Deutéronome 19; Psaumes 106; Ésaïe 46; Apocalypse 16

Partager

La justice dont il est question dans Deutéronome 19 semble aux antipodes des idées qui prévalent de nos jours dans les nations occidentales.

La plupart d’entre nous ne peuvent qu’être d’accord avec une grande partie des vérités sur lesquelles ce texte insiste : les tribunaux ne doivent pas condamner une personne sur des preuves insuffisantes. À une époque qui n’avait pas encore toute la panoplie des outils légaux, cela signifiait la présence de plusieurs témoins unanimes (v. 15). Aujourd’hui, les tribunaux disposent de toute une gamme de preuves : les empreintes digitales, l’analyse sanguine, l’analyse de l’ADN, et ainsi de suite. La plupart d’entre nous reconnaissent que c’est une bonne chose. Mais il existe suffisamment d’exemples qui montrent que le texte biblique n’est pas démodé ! Il convient de mettre en place des procédures et des politiques qui empêchent de corrompre le tribunal et de condamner un innocent.

Le reste du chapitre (v. 16-21) semble à première vue quelque peu étrange pour des lecteurs actuels. Il y a trois raisons à cela. 1° Si des juges scrupuleux se rendent compte qu’une personne a rendu un faux témoignage, ils la frapperont de la sanction qui serait injustement tombée sur le prévenu : « Vous le traiterez comme il avait dessein de traiter son frère » (v. 19). 2° Le but de cette mesure est d’extirper ainsi « le mal du milieu de toi » (v. 19). 3° Une fois de plus, Moïse répète la loi du talion : « œil pour œil » (v. 21 ; cf. Exode 21.24, ainsi que la méditation du 11 mars).

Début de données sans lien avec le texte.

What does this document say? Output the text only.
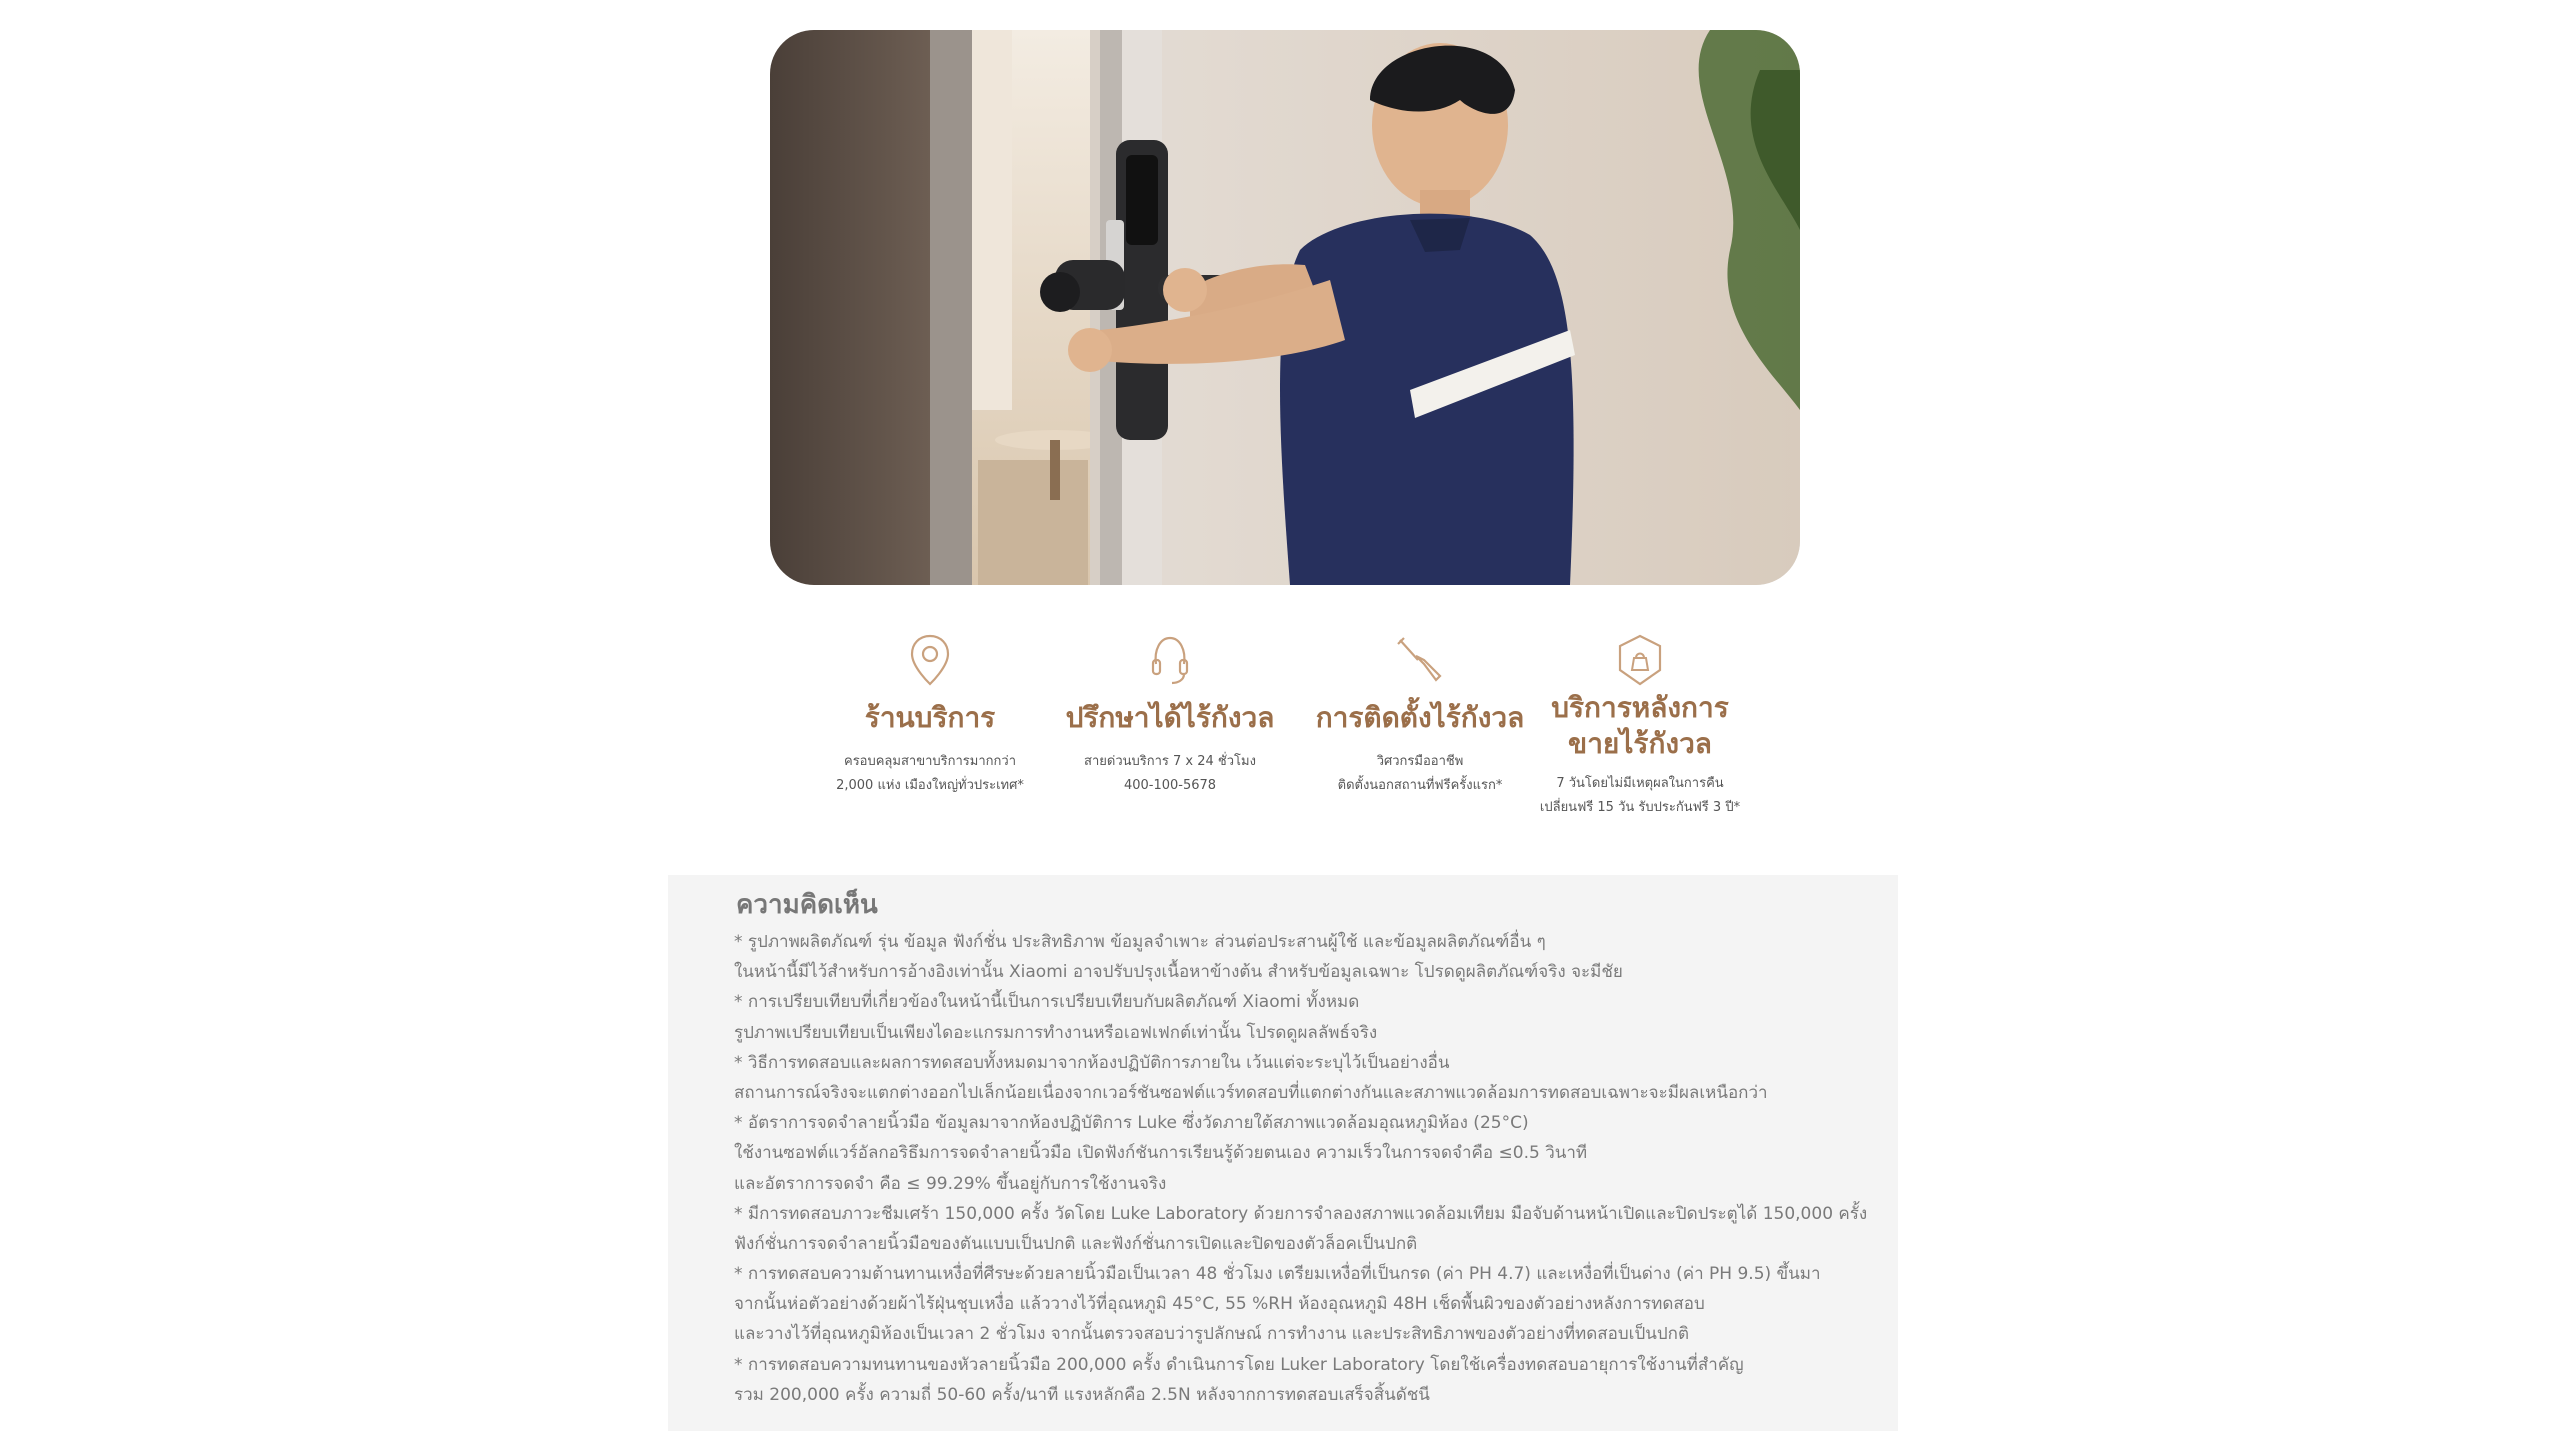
ร้านบริการ
ครอบคลุมสาขาบริการมากกว่า
2,000 แห่ง เมืองใหญ่ทั่วประเทศ*
ปรึกษาได้ไร้กังวล
สายด่วนบริการ 7 x 24 ชั่วโมง
400-100-5678
การติดตั้งไร้กังวล
วิศวกรมืออาชีพ
ติดตั้งนอกสถานที่ฟรีครั้งแรก*
บริการหลังการ
ขายไร้กังวล
7 วันโดยไม่มีเหตุผลในการคืน
เปลี่ยนฟรี 15 วัน รับประกันฟรี 3 ปี*
ความคิดเห็น
* รูปภาพผลิตภัณฑ์ รุ่น ข้อมูล ฟังก์ชั่น ประสิทธิภาพ ข้อมูลจำเพาะ ส่วนต่อประสานผู้ใช้ และข้อมูลผลิตภัณฑ์อื่น ๆ
ในหน้านี้มีไว้สำหรับการอ้างอิงเท่านั้น Xiaomi อาจปรับปรุงเนื้อหาข้างต้น สำหรับข้อมูลเฉพาะ โปรดดูผลิตภัณฑ์จริง จะมีชัย
* การเปรียบเทียบที่เกี่ยวข้องในหน้านี้เป็นการเปรียบเทียบกับผลิตภัณฑ์ Xiaomi ทั้งหมด
รูปภาพเปรียบเทียบเป็นเพียงไดอะแกรมการทำงานหรือเอฟเฟกต์เท่านั้น โปรดดูผลลัพธ์จริง
* วิธีการทดสอบและผลการทดสอบทั้งหมดมาจากห้องปฏิบัติการภายใน เว้นแต่จะระบุไว้เป็นอย่างอื่น
สถานการณ์จริงจะแตกต่างออกไปเล็กน้อยเนื่องจากเวอร์ชันซอฟต์แวร์ทดสอบที่แตกต่างกันและสภาพแวดล้อมการทดสอบเฉพาะจะมีผลเหนือกว่า
* อัตราการจดจำลายนิ้วมือ ข้อมูลมาจากห้องปฏิบัติการ Luke ซึ่งวัดภายใต้สภาพแวดล้อมอุณหภูมิห้อง (25°C)
ใช้งานซอฟต์แวร์อัลกอริธึมการจดจำลายนิ้วมือ เปิดฟังก์ชันการเรียนรู้ด้วยตนเอง ความเร็วในการจดจำคือ ≤0.5 วินาที
และอัตราการจดจำ คือ ≤ 99.29% ขึ้นอยู่กับการใช้งานจริง
* มีการทดสอบภาวะชีมเศร้า 150,000 ครั้ง วัดโดย Luke Laboratory ด้วยการจำลองสภาพแวดล้อมเทียม มือจับด้านหน้าเปิดและปิดประตูได้ 150,000 ครั้ง
ฟังก์ชั่นการจดจำลายนิ้วมือของตันแบบเป็นปกติ และฟังก์ชั่นการเปิดและปิดของตัวล็อคเป็นปกติ
* การทดสอบความต้านทานเหงื่อที่ศีรษะด้วยลายนิ้วมือเป็นเวลา 48 ชั่วโมง เตรียมเหงื่อที่เป็นกรด (ค่า PH 4.7) และเหงื่อที่เป็นด่าง (ค่า PH 9.5) ขึ้นมา
จากนั้นห่อตัวอย่างด้วยผ้าไร้ฝุ่นชุบเหงื่อ แล้ววางไว้ที่อุณหภูมิ 45°C, 55 %RH ห้องอุณหภูมิ 48H เช็ดพื้นผิวของตัวอย่างหลังการทดสอบ
และวางไว้ที่อุณหภูมิห้องเป็นเวลา 2 ชั่วโมง จากนั้นตรวจสอบว่ารูปลักษณ์ การทำงาน และประสิทธิภาพของตัวอย่างที่ทดสอบเป็นปกติ
* การทดสอบความทนทานของหัวลายนิ้วมือ 200,000 ครั้ง ดำเนินการโดย Luker Laboratory โดยใช้เครื่องทดสอบอายุการใช้งานที่สำคัญ
รวม 200,000 ครั้ง ความถี่ 50-60 ครั้ง/นาที แรงหลักคือ 2.5N หลังจากการทดสอบเสร็จสิ้นดัชนี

Les tribunaux occidentaux ont adopté des attitudes très différentes sur ces trois points. 1° Les sanctions dont ils frappent le parjure ou le faux témoignage sont insignifiantes. C’est le signe que peu d’efforts sont entrepris pour stimuler une passion en faveur de la justice publique. Vous pouvez mentir tant que vous n’êtes pas pris ; vous n’éprouvez la honte que si vous êtes pris sur le fait. 2° Nos théoriciens en matière pénale estiment que l’incarcération sert à faire de la société un endroit plus sûr, favorise la transformation du condamné (mesure thérapeutique ou autre), ou oblige le coupable à s’acquitter de sa dette envers la société. On déploie tellement d’efforts dans l’analyse des conditions sociales qui jouent un rôle important pour expliquer comment un être peut devenir un criminel, qu’on hésite générale- ment à qualifier de mauvaise la personne ou l’action qu’elle a commise. C’est peut-être pour cela que certains films se doivent de décrire des scènes d’une cruauté et d’une violence inouïes chez des personnes vraiment monstrueuses afin de justifier la vengeance. La Bible adopte une attitude radicalement différente. Elle va à la racine, radix, du mal : le tribunal doit extirper le mal. 3° Nous mettons en prison ; nous envisageons rarement une sanction de justice qui correspondrait au crime. C’était pourtant l’une des fonctions de la loi du talion.

À bien réfléchir sur la justice et la responsabilité personnelle, il semble que c’est notre système judiciaire et pénal qui fait de plus en plus fausse route.